Here’s a description of each part:

• equivalent(int& a) and equivalent(int&& a): These are overloaded functions. The first one takes an lvalue reference (int&)and the second one takes an rvalue reference (int&&). They print the value of the argument to the console along with the reference type.
• func1(T&& a): This function is a template that takes a universal reference (T&&). Inside the function, it calls equivalent with std::move(a), which converts a to an rvalue reference. This means that if a is an lvalue, it will be treated as an rvalue when passed to equivalent.
• func2(T&& a): Similar to func1, this function also takes a universal reference (T&&). However, it uses std::forward to preserve the original value category of a. This means that if a is an lvalue, it will be passed as an lvalue to equivalent, and if it's an rvalue, it will be passed as an rvalue.
• In main(), the functions func1 and func2 are called with both lvalue and rvalue arguments to demonstrate their behavior.

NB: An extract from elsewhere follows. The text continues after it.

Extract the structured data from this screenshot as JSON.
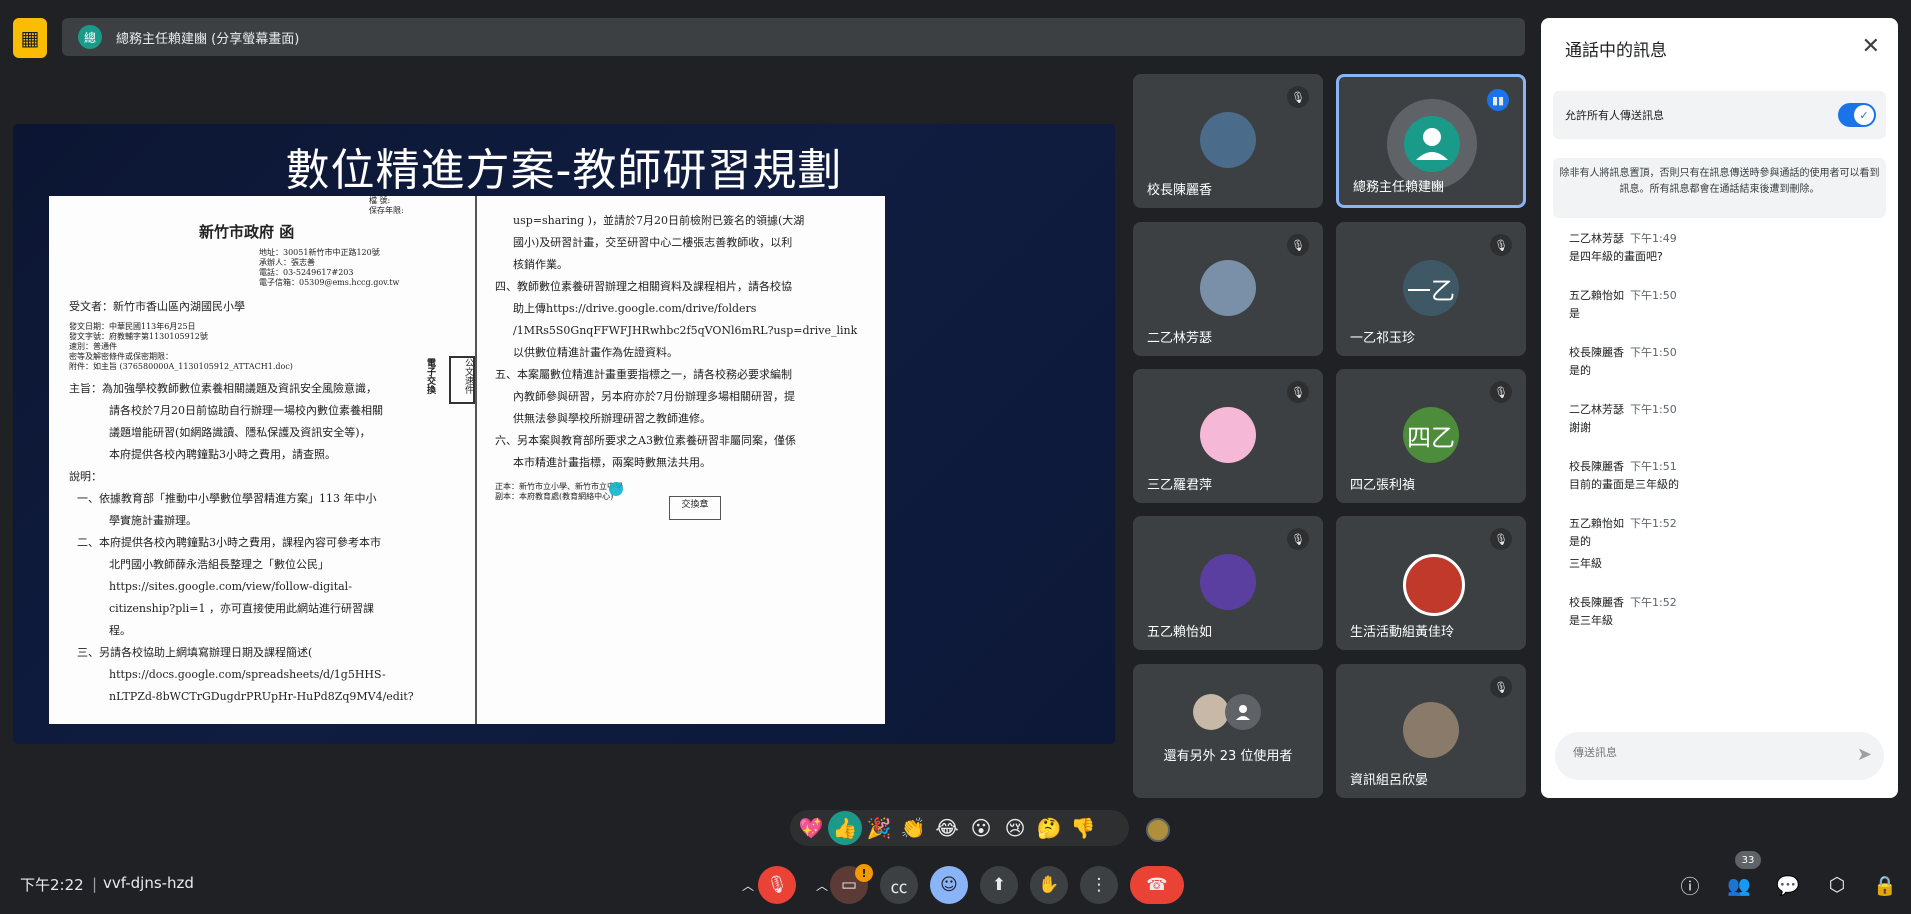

Let’s compare std::forward and std::move briefly:

Purpose:

• std::forward: Used to forward arguments exactly as they were passed, preserving their value category (lvalue or rvalue).
• std::move: Used to cast a value to an rvalue, typically to enable the move semantics and transfer ownership.

Usage:

• std::forward: Typically used in forwarding references (universal references) to preserve the value category of arguments passed to another function.
• std::move: Used to explicitly cast an object to an rvalue, indicating that it can be moved from.

Effect:

• std::forward: Does not change the value category of the argument. It returns an rvalue reference if the original argument was an rvalue reference, and an lvalue reference otherwise.
• std::move: Casts its argument to an rvalue reference, changing its value category to an rvalue.

Safety:

• std::forward: Safe to use with forwarding references (T&&) to ensure that arguments are forwarded correctly without unnecessary copies.
• std::move: Should be used with caution, as it can result in moving from an object that is still needed elsewhere, leading to undefined behavior.

Use Cases:

• std::forward: Used in scenarios where perfect forwarding of arguments is required, such as in template functions and classes.
• std::move: Used when explicitly transferring ownership or invoking move semantics, such as when returning a move-only type from a function.

Return Type:

• std::forward: The return type depends on the value category of the argument passed to it. It can return either an lvalue reference or an rvalue reference.
• std::move: Always returns an rvalue reference.